Karena si nenek tidak berkata-kata dan asyik terus menggerogoti
rotinya maka bertanyalah Wilarani. “Nenek, apakah aku yang rendah ini
boleh tahu siapa kau adanya dan di mana aku berada saat ini?!”
Si nenek habiskan dulu rotinya baru menjawab.

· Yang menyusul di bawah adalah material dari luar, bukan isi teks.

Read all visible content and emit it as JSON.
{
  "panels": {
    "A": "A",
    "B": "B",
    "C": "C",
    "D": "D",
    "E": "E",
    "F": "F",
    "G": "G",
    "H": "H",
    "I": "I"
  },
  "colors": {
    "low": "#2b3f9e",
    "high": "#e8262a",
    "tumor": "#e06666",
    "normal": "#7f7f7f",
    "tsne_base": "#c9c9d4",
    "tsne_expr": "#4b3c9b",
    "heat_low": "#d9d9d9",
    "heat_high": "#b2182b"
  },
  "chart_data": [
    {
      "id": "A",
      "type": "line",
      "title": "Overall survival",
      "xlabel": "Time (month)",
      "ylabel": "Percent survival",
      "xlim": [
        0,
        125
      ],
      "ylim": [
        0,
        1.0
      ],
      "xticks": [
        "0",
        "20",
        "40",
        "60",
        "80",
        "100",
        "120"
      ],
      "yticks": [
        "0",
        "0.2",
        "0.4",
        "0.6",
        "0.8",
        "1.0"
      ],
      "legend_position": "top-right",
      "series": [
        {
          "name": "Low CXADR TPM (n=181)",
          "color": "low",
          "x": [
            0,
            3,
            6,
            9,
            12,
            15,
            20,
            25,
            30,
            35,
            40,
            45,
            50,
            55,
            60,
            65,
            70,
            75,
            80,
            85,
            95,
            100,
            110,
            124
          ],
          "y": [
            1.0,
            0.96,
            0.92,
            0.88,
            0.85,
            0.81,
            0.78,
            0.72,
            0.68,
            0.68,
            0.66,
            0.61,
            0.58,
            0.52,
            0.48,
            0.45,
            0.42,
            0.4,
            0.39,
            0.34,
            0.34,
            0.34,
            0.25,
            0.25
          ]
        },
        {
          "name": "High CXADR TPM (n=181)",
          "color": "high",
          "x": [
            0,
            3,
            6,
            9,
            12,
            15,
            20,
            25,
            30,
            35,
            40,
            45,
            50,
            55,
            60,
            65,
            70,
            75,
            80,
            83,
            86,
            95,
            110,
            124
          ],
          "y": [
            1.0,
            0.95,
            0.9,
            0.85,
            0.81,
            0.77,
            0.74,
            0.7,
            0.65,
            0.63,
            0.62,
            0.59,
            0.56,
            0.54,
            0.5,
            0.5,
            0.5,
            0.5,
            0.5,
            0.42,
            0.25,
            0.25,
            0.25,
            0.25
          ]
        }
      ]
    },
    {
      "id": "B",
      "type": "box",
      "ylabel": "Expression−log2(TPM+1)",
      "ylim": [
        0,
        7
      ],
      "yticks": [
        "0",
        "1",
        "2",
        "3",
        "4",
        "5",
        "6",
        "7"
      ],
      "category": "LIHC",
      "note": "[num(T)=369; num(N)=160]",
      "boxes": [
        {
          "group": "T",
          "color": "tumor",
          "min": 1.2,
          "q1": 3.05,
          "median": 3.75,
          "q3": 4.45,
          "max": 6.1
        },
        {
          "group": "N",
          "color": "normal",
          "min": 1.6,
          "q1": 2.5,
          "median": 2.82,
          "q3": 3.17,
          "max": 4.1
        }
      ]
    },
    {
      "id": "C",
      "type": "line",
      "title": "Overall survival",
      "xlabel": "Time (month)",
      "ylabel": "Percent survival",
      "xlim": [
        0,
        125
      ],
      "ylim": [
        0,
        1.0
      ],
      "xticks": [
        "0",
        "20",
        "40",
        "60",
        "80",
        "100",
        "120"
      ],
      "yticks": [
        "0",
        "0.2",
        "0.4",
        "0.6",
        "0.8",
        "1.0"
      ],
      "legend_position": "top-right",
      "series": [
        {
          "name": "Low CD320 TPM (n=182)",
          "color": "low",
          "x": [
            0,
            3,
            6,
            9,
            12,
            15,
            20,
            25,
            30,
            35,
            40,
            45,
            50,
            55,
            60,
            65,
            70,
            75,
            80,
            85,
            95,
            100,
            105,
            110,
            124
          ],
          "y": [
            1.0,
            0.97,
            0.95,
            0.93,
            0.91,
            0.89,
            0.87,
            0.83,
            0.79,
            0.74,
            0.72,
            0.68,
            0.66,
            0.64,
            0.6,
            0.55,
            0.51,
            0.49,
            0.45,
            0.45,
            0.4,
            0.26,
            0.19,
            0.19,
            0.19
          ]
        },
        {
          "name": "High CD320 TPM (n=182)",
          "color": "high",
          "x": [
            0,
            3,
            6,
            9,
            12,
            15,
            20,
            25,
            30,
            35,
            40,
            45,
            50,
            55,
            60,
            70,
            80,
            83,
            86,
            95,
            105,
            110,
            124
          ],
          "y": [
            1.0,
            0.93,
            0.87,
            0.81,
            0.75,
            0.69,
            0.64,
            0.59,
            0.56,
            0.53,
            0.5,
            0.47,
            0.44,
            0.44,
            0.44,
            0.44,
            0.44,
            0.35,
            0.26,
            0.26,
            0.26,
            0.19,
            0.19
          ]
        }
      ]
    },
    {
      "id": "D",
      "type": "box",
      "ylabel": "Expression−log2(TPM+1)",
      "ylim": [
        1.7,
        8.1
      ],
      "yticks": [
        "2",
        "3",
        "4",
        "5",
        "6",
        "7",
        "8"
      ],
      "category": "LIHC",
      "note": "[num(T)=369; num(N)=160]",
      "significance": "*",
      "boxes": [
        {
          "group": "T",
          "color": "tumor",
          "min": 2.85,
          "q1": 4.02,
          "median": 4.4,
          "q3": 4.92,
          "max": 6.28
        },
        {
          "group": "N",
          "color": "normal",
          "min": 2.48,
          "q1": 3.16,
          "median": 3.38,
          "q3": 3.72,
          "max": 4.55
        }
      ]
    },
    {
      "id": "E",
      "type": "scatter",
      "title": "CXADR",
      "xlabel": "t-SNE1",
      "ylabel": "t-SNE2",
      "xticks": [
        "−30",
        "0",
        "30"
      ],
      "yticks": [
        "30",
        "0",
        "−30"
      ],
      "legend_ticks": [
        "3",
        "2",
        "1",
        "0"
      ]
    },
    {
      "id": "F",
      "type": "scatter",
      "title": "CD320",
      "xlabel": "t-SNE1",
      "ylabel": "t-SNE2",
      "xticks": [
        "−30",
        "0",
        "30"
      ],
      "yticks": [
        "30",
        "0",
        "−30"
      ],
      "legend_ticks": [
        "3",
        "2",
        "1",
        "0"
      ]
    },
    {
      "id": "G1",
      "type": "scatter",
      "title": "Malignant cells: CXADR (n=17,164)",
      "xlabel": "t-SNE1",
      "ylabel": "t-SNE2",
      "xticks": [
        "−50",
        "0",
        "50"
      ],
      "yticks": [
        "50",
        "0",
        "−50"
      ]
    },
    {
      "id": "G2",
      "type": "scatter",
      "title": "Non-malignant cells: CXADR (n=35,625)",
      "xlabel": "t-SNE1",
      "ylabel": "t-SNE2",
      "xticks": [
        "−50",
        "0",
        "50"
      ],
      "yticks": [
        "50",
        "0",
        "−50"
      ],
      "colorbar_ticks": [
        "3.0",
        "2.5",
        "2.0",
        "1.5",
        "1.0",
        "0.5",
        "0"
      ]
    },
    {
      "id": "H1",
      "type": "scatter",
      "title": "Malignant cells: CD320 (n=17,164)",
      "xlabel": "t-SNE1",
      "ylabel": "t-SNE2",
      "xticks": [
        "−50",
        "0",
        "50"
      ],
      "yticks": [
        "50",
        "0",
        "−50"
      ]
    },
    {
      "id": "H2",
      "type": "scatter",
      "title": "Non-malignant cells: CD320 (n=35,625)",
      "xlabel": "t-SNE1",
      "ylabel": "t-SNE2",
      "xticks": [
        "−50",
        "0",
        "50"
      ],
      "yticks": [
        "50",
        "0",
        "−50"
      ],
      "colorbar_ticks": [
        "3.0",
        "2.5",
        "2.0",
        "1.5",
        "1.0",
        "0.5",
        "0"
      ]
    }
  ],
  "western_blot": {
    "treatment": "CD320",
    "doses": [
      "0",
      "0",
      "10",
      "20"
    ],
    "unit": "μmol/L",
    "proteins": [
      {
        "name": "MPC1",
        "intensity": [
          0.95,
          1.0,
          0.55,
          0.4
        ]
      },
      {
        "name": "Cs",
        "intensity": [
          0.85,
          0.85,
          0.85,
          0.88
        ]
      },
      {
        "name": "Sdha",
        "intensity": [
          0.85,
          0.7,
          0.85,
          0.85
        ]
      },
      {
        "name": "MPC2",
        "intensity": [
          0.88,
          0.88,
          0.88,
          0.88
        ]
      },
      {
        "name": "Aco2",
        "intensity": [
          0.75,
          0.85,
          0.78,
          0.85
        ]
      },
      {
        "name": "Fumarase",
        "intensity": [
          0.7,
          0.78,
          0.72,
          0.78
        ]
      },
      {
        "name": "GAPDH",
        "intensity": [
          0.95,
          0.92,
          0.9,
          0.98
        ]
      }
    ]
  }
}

“Siapa aku?! He, itulah yang aku sendiri tidak tahu!” Lalu nenek itu
tertawa terlengking-lengking.
Wilarani tak habis heran. Nenek kepala botak ini agaknya seorang
sakti yang aneh misterius.
Dalam pada itu si nenek membuka lagi mulutnya, berkata. “Orang-
orang juga sering bertanya seperti kau. Siapa aku?! siapa aku?! Dan aku
selalu bilang pada mereka aku sendiri tidak tahul Kadang-kadang ada
yang keliwatan mendesak, tanya terus, tanya terus! Lalu aku jawab aku
adalah seorang nenek-nenek buruk berkepala botak!” Kembali si nenek
tertawa melengking-lengking!
Mau tak mau Wilarani ikut pula tertawal
“Ha...,” si nenek hela nafas. “Kau bisa juga tertawa ya? Kata orang
kalau banyak tertawa bisa awet muda! tapi aku yang sudah tua semakin
banyak tertawa semakin keriputan! Semakin jelek!”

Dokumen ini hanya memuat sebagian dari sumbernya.